Topics in Natural Language Processing
Assignment 2 - Spring 2007 - Michael Elhadad

Natural Language Processing - Assignment 2

The goal of this assignment is to develop a question-answering system based on full semantic analysis of the statements and questions.
  1. Domain
  2. DCG Parsing with semantic interpretation
  3. Managing under-specified semantic representations
  4. Dataset
  5. Putting Things Together: Question/Answering

Domain and Knowledge Acquisition

The system manages facts about geographic relations. The semantic predicates we are interested in covering are:
  1. Types of individuals: country, region, city, continent
  2. Properties of individuals: population
  3. Relations between individuals: located-in, capital-of, has-border-with
Examples of basic facts we store in the model are:
country(israel)
country(jordan)
region(negev)
city(beersheba)

population(beersheba, 200000)
population(israel, 7000000)
capital-of(negev, beersheba)
capital-of(israel, jerusalem)
has-border-with(israel, jordan)
located-in(israel, negev)
located-in(negev, beersheba)
located-in(negev, yeruham)
In addition, we can store rules in the model, such as:
located-in(?city, ?region) and located-in(?region, ?country) => located-in(?city, ?country)
Construct a program that parses data from the CIA World Fact Book on the Israel page, Jordan page, and Egypt page to populate your model with as much data as possible.

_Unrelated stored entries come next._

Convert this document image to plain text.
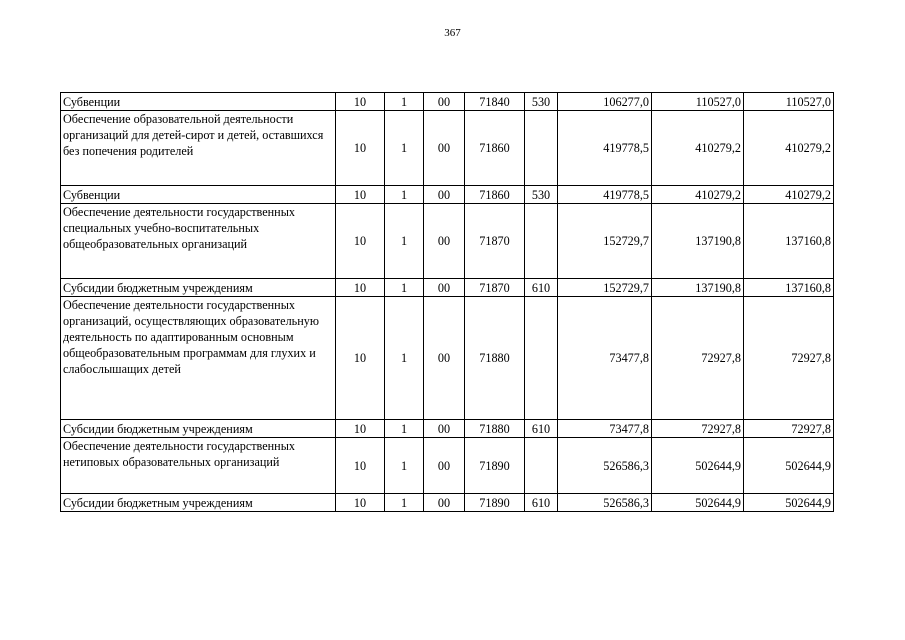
367
Субвенции	10	1	00	71840	530	106277,0	110527,0	110527,0
Обеспечение образовательной деятельности организаций для детей-сирот и детей, оставшихся без попечения родителей	10	1	00	71860		419778,5	410279,2	410279,2
Субвенции	10	1	00	71860	530	419778,5	410279,2	410279,2
Обеспечение деятельности государственных специальных учебно-воспитательных общеобразовательных организаций	10	1	00	71870		152729,7	137190,8	137160,8
Субсидии бюджетным учреждениям	10	1	00	71870	610	152729,7	137190,8	137160,8
Обеспечение деятельности государственных организаций, осуществляющих образовательную деятельность по адаптированным основным общеобразовательным программам для глухих и слабослышащих детей	10	1	00	71880		73477,8	72927,8	72927,8
Субсидии бюджетным учреждениям	10	1	00	71880	610	73477,8	72927,8	72927,8
Обеспечение деятельности государственных нетиповых образовательных организаций	10	1	00	71890		526586,3	502644,9	502644,9
Субсидии бюджетным учреждениям	10	1	00	71890	610	526586,3	502644,9	502644,9
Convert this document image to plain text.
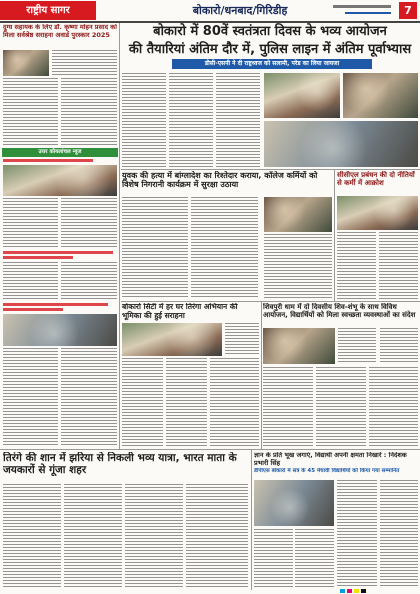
राष्ट्रीय सागर	बोकारो/धनबाद/गिरिडीह	7
दुग्ध सहायक के लिए डॉ. कृष्णा मोहन प्रसाद को मिला सर्वश्रेष्ठ सराहना अवार्ड पुरस्कार 2025
उत्तर कोयलांचल न्यूज
बोकारो में 80वें स्वतंत्रता दिवस के भव्य आयोजन
की तैयारियां अंतिम दौर में, पुलिस लाइन में अंतिम पूर्वाभ्यास
डीसी-एसपी ने दी राष्ट्रध्वज को सलामी, परेड का लिया जायजा
युवक की हत्या में बांग्लादेश का रिश्तेदार कराया, कॉलेज कर्मियों को विशेष निगरानी कार्यक्रम में सुरक्षा उठाया
सीसीएल प्रबंधन की दो नीतियों से कर्मी में आक्रोश
बोकारो सिटी में हर घर तिरंगा अभियान की भूमिका की हुई सराहना
शिवपुरी धाम में दो दिवसीय शिव-शंभू के साथ विविध आयोजन, विद्यार्थियों को मिला स्वच्छता व्यवस्थाओं का संदेश
तिरंगे की शान में झरिया से निकली भव्य यात्रा, भारत माता के जयकारों से गूंजा शहर
ज्ञान के प्रति भूख जगाएं, विद्यार्थी अपनी क्षमता निखारें : निदेशक प्रभारी सिंह
डीपीएस बोकारो में सत्र के 45 मेधावी विद्यार्थियों को किया गया सम्मानित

You may want to also use the data in the Tipset Gazetteer described below.

Define the vocabulary of the model:

  1. Individuals (it is convenient to list individuals by type)
  2. Predicates of arity 1 and 2.
Define a set of at least 10 inference rules over these properties to capture generalizations such as the example of located-in given above. Be careful to avoid "circular" rules such as:
has-border-with(?x, ?y) => has-border-with(?y, ?x)
Such rules can create looping in the Horn knowledge base.

Your knowledge base is to be entered into an instance of the Horn-kb knowledge base provided in horn.scm.

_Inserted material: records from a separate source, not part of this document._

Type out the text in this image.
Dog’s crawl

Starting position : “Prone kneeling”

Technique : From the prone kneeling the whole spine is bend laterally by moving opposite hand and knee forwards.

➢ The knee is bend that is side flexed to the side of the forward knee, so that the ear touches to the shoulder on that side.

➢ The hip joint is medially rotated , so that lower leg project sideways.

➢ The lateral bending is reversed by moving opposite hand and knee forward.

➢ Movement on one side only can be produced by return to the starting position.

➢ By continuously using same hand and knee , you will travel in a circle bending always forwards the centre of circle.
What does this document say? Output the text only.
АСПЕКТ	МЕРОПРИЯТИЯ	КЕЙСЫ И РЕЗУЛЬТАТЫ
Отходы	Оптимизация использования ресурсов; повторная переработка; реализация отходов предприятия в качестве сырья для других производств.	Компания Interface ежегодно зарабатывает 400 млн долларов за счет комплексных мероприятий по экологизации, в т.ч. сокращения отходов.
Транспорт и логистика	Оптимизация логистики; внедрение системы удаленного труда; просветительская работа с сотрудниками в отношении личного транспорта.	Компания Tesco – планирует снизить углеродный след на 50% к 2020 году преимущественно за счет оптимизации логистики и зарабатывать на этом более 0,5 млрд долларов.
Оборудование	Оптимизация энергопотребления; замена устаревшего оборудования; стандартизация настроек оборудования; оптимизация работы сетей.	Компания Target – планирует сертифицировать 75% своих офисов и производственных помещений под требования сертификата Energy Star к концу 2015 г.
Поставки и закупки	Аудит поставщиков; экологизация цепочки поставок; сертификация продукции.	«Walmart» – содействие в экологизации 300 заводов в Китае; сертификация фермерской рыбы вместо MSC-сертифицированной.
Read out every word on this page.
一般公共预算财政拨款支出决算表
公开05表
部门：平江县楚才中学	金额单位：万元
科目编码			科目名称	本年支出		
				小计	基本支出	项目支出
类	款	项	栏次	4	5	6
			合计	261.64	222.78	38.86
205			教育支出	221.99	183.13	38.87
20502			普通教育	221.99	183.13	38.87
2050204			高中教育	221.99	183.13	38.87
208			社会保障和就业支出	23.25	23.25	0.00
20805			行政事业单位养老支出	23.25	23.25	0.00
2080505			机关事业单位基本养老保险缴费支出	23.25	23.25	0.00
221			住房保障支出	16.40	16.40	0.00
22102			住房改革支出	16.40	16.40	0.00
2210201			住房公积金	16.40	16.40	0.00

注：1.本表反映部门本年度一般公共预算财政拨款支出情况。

The easiest method to parse the CIA World Factbook pages is to use regular expressions to identify fields of information that appear in a regular format inside the HTML. You can use the following package to use Regular Expressions in Scheme in SISC: SCSH-Regexp. The documentation is provided here. Start with the tutorial.

The simple way to load the package in SISC is:

  1. cd into the directory containing the scsh-regexp folder, start SISC and type
  2. (require-extension (lib scsh-regexp/scsh-regexp))

Alternatively, you can write a Java program to do the Regexp information extraction and save the data you extract into a file in Scheme Horn clauses format.

Examples of semantic information to extract from the CIA pages include:

  • population
  • area
  • border countries (this is a list)
  • coastline
  • capital
  • GDP
  • GDP per capita

    DCG Parsing with Semantic Interpretation

    Prepare a DCG grammar to parse assertions and questions in the domain defined above. The coverage of your grammar must include coverage similar to that provided in the grammars discussed in class:
    1. Transitive and intransitive verbs
    2. Relative clauses with unbounded dependencies (only "that" as a relative marker)
    3. Quantifiers: a, every, the
    In addition, you must introduce:
    1. There-is constructs: There are 124 cities in Israel
    2. Y/N questions: Is Israel located in Europe?
    3. Wh-questions: Where is Israel located?, What is the population of Israel?
    4. Wh-determiner questions: Which cities are located in Israel?
    5. How-many questions: How many regions are there in Israel?
    6. Prepositional phrases: Jerusalem is the capital of Israel
    7. Adjectives: Tel Aviv is a large city in Israel
    The DCG must produce a semantic interpretation for the sentences that returns under-specified semantic representations for quantifiers.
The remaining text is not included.